また、木材由来のフローリングの中でも、無垢フローリングや、HDFを基材に用いたラミネートフロアなどは特に湿度による膨張の度合いが高いことで知られています。これらは、空気中の湿度のみならず、こぼされた水やたまり水にも反応するため、キッチンや脱衣所、水回りなどでも使用の際には注意が必要です。
湿気に強い床材
無垢フローリング、ラミネートフロアなど木質由来のフローリングが湿気に反応し、膨張・収縮の原因となるのに対し、以下に挙げる床材のカテゴリはそもそも素材上(陶器、樹脂、石灰石、等)湿気の影響を受けにくい、または受けない素材です。上述のような湿気による突き上げや床鳴りに加え、木質フローリング特有の、湿気を好むカビやシロアリといった問題にも一般的には強いとされ、まさに床材にまつわる梅雨のトラブル解消には持ってこいと言えるでしょう。
こうした床材を施工するうえで注意しなくてはいけないのは、床材そのものの伸縮ではなく、床材の下にひいてある古い下床にカビが生えるなどの問題であるため、下床のコンディションを整えてから施工する必要があります(例えば、一軒家の一階のように、地面からの湿気が恒常的に立ち上るような環境では、下床の上への重ね張りを推奨しない、等)。
SPCフロア
塩ビ由来の素材に石灰石を混ぜ込んで強固にしたSPCフロアは、床自体の湿気による膨張・収縮や、白アリの被害を防ぐことができます。塩ビフロアやセラミックタイル同様、木質系のフローリングが苦手とする多湿環境下、水回り、商業施設などへの施工を得意とし、デザインとしても木質柄、石目柄など豊富な数が備わっています。
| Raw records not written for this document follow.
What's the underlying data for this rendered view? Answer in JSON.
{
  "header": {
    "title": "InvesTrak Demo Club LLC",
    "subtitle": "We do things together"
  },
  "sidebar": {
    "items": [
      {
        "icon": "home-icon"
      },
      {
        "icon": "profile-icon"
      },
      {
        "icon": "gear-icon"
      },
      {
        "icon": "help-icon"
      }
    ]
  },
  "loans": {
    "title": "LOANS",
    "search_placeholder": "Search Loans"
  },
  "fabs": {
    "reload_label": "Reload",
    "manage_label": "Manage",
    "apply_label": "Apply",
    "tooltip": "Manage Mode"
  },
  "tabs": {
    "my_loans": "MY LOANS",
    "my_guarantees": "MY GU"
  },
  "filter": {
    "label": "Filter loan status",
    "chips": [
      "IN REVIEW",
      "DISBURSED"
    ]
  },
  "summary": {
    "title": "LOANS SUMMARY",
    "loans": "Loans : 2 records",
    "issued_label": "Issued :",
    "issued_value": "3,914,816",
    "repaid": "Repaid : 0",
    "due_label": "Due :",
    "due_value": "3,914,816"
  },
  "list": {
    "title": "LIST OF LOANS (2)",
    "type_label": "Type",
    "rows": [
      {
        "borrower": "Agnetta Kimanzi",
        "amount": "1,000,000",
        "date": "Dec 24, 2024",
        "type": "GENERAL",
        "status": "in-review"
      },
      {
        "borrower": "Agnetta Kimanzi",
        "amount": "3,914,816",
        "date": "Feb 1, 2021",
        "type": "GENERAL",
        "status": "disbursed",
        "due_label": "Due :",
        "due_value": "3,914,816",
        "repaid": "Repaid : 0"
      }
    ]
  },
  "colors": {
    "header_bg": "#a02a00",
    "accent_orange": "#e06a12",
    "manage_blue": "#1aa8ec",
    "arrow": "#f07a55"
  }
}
木質フローリングと比較するとやや熱伝導率が高いものの、一般家庭であっても問題なく使用されるケースが多いと言えます。居住用・商業用と双方に施工可能かつ、防湿と耐久性を具有したオールラウンダーの床材素材として注目を浴びています。
塩ビフロア
樹脂を素材として持つ塩ビフロアは、湿気による膨張・収縮の影響を受けることはありません。値段もお手頃なため、家庭内の水回りや商業施設など広く用いられることが多く、湿気対策を講じる上で人気の高い床材の一つと言えるでしょう。
一方で、熱や直射日光には弱く、伸縮が起きやすいため注意が必要となります。また、素材やスペックによっては耐久性に乏しく、土足や重い家具の使用などに耐えられないこともあります。
セラミックタイル
耐久性と耐水性に優れた床材の代名詞として長く知られるセラミックフロアは、陶器をその素材とすることから、湿度による膨張・収縮の影響を受けることがありません。それゆえ、湿度の高いような室内環境のみならず、水洗いを常とするような商業施設やキッチンなどの水回りでも広く用いられています。
もっとも、その素材ゆえの短所として固いことと、そして熱伝導率が高いため、特に家庭内で使用する場合は冬の冷たさが気になるといった欠点を持ちます。また、施工が大掛かりになることから、家庭内で施工するにはハードルが高い点もデメリットとして挙げられます。